Je vient d'acheter un iMac G5 et j'ai eu le même problème : je ne savais pas comment configurer Mail pour AOL alor j'ai suivi tes conseils MacMadam (13ème message) et sa à marché ! Merci
Sauf que j'ai créé une deuxième session sur l'ordinnateur et j'ai configuré Mail exactement pareil sauf avec un autre pseudo AOL et je n'arriv pas à envoyer des messages, seulement à en recevoir !
Quelqu'un peut m'aider ?
merci


----------



## JediMac (17 Août 2005)

DamienBauer a dit:
			
		

> Je vient d'acheter un iMac G5 et j'ai eu le même problème : je ne savais pas comment configurer Mail pour AOL alor j'ai suivi tes conseils MacMadam (13ème message) et sa à marché ! Merci
> Sauf que j'ai créé une deuxième session sur l'ordinnateur et j'ai configuré Mail exactement pareil sauf avec un autre pseudo AOL et je n'arriv pas à envoyer des messages, seulement à en recevoir !
> Quelqu'un peut m'aider ?
> merci


C'est étrange ça :mouais: ! Avant toute chose, vérifie bien que tu n'as pas fait d'erreurs de frappe, du type smpt au lieu de smtp...
Tu peux aussi mettre le smtp de ton fournisseur d'accès internet à la place de celui d'AOL, et dans ce cas n'est pas la peine d'activer l'authentification.


----------



## DamienBauer (17 Août 2005)

J'ai rééssayé plusieurs fois, mais ça ne marche pas la deuxième session n'arrive toujours pas à recevoir de mail ! Il me dit qu'il y a un problème avec le smtp ce qui est bizarre car c'est le même que dans mon atre session !


----------



## JediMac (17 Août 2005)

Tu as essayé avec le smtp de ton FAI ?
Sinon, tu y vas à la bourrin, tu fais une copie du fichier com.apple.mail.plist dans le dossier Départ/Bibliothèque/Preferences de la session où ça fonctionne.
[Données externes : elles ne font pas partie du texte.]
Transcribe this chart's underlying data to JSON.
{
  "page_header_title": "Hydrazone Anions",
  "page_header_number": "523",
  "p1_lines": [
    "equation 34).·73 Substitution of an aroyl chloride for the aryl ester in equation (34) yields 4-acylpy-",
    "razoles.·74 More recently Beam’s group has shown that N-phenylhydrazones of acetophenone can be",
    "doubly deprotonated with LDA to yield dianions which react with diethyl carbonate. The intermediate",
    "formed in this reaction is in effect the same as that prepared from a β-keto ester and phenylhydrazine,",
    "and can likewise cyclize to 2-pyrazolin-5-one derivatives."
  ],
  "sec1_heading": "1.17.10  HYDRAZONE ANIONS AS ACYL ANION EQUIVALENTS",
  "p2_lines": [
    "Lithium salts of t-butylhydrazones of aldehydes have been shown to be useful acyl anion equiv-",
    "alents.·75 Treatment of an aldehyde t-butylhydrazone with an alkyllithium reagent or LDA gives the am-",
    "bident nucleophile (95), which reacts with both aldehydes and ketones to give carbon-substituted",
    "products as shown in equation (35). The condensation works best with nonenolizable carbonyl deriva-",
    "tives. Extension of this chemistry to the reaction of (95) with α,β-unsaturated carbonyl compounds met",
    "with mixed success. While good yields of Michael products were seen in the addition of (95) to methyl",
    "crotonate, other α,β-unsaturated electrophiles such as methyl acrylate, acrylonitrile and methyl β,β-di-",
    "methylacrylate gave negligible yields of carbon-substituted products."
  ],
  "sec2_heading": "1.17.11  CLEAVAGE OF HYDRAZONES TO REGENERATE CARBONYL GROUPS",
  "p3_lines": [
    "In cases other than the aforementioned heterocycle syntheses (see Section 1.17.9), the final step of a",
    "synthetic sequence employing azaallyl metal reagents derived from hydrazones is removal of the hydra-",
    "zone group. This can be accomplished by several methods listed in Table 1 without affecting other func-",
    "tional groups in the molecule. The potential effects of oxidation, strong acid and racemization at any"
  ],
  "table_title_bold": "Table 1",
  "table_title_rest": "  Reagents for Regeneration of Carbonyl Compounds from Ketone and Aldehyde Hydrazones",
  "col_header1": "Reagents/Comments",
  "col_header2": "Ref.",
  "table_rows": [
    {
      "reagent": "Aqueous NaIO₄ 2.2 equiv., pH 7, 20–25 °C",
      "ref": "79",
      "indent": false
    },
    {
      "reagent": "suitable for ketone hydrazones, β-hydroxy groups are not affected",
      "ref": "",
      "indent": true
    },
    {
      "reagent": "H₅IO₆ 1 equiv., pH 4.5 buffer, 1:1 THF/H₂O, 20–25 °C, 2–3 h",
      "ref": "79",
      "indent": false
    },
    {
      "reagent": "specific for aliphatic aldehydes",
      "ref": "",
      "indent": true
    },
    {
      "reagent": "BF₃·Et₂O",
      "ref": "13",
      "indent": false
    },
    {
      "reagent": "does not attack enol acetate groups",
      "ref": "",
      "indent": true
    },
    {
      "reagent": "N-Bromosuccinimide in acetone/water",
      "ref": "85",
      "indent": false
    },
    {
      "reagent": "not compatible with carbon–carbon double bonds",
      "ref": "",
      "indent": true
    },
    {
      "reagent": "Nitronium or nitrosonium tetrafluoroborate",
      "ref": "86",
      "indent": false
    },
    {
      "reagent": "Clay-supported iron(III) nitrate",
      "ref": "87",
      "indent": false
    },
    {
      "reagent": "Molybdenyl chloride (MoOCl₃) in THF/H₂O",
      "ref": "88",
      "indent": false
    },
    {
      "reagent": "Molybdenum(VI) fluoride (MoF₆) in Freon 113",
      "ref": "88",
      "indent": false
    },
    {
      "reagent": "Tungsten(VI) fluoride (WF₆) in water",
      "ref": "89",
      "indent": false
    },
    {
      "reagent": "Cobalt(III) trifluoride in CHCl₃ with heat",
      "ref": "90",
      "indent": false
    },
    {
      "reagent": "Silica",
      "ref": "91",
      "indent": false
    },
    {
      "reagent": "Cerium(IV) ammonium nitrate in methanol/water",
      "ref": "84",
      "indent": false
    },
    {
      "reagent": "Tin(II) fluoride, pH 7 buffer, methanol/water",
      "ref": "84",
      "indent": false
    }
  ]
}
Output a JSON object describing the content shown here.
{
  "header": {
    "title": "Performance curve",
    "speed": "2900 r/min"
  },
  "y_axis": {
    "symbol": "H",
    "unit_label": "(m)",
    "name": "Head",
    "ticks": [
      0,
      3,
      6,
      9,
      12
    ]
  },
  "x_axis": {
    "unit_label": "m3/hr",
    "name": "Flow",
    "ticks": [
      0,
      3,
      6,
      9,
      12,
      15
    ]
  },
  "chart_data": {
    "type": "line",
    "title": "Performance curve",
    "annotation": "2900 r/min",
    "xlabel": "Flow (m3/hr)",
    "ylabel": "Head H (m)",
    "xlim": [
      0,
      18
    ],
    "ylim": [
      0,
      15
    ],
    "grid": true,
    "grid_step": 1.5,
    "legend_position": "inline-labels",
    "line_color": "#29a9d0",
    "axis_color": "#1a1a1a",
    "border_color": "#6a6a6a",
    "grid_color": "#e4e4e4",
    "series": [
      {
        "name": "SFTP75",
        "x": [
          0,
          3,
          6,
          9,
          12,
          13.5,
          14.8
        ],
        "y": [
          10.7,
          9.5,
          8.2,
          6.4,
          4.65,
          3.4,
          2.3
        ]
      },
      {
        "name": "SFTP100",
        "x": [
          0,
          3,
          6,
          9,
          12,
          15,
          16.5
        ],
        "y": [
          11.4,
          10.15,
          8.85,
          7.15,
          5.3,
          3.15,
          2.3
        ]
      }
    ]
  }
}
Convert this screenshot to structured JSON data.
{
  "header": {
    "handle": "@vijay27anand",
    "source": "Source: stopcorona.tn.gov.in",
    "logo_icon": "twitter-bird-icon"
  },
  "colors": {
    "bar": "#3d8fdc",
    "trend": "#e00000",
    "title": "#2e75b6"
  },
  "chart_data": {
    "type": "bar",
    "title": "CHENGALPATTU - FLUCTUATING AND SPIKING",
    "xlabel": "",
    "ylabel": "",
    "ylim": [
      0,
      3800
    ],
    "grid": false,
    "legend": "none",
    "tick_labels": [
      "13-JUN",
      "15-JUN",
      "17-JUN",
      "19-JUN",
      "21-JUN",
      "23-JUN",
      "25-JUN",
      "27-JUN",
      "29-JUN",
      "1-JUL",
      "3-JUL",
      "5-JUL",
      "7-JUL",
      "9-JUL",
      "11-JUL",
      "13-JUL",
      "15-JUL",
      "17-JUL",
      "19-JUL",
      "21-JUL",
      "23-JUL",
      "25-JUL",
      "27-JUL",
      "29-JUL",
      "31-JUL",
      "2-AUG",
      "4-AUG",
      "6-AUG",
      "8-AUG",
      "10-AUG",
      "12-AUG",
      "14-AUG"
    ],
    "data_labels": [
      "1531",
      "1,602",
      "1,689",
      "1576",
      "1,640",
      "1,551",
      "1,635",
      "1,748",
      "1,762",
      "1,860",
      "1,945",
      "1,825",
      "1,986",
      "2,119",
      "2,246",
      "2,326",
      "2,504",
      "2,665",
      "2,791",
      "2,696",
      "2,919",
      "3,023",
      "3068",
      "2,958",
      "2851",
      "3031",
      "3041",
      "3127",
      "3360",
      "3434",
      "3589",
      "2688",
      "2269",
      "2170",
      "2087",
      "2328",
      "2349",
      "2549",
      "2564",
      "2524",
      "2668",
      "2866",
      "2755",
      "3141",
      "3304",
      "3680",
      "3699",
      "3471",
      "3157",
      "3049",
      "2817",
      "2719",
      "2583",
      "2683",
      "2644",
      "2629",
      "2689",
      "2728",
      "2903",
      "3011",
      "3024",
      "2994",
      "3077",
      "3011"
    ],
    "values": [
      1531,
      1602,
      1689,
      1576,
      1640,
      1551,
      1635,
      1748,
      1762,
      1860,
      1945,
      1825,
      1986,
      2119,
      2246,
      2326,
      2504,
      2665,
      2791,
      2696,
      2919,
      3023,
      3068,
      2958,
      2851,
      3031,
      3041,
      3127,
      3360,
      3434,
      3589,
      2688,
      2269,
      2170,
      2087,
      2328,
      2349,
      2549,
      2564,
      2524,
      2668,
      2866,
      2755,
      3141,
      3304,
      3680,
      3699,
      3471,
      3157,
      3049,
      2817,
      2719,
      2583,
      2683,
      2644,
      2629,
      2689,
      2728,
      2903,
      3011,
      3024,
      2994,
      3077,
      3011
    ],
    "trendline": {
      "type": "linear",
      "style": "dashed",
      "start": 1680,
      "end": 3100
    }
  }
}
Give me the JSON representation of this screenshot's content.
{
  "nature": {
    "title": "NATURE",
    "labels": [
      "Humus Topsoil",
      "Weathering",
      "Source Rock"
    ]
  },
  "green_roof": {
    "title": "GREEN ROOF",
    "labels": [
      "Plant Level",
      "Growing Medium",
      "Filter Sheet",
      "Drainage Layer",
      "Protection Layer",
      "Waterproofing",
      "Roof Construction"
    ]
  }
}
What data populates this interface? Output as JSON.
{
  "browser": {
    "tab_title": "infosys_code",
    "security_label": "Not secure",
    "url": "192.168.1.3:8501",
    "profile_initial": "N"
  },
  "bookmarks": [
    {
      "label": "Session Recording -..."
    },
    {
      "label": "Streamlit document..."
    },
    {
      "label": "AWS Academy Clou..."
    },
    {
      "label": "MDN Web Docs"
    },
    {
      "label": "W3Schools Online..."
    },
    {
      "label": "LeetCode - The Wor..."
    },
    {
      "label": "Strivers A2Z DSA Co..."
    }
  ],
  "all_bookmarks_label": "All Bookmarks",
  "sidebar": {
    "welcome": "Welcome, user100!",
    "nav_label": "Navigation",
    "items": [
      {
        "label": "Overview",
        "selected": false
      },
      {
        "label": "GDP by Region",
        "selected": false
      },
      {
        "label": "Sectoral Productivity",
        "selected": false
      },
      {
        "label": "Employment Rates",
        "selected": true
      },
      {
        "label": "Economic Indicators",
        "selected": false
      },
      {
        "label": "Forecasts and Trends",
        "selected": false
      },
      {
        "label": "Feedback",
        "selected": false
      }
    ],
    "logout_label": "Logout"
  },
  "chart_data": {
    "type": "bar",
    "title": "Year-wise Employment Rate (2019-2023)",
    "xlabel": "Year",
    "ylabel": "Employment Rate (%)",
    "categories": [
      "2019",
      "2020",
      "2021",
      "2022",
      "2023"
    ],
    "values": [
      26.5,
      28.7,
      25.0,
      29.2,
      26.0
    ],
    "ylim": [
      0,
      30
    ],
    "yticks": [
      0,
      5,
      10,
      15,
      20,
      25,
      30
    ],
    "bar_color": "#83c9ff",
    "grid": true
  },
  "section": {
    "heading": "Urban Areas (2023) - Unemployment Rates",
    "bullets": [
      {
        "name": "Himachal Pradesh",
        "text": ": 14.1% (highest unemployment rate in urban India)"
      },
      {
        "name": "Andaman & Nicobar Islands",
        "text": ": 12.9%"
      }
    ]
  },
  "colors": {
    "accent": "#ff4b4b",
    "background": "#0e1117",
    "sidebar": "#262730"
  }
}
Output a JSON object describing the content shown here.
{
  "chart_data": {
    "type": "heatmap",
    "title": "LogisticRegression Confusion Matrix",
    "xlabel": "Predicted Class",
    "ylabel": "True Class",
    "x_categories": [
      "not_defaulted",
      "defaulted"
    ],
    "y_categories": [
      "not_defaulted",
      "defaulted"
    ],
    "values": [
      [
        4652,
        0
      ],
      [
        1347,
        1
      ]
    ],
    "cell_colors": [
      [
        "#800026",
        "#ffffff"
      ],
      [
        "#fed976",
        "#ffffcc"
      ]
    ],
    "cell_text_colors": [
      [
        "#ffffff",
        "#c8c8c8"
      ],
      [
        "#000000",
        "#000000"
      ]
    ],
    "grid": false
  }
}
Tu la colles au même endroit, mais dans la session ou ça coince. Ainsi tu récupères tous les réglages qui fonctionnent, il faudra juste changer le login et le pass.


----------



## DamienBauer (19 Août 2005)

Merci bcp !
ça marche !


----------



## JediMac (19 Août 2005)

DamienBauer a dit:
			
		

> Merci bcp !
> ça marche !


Ce fut un plaisir


----------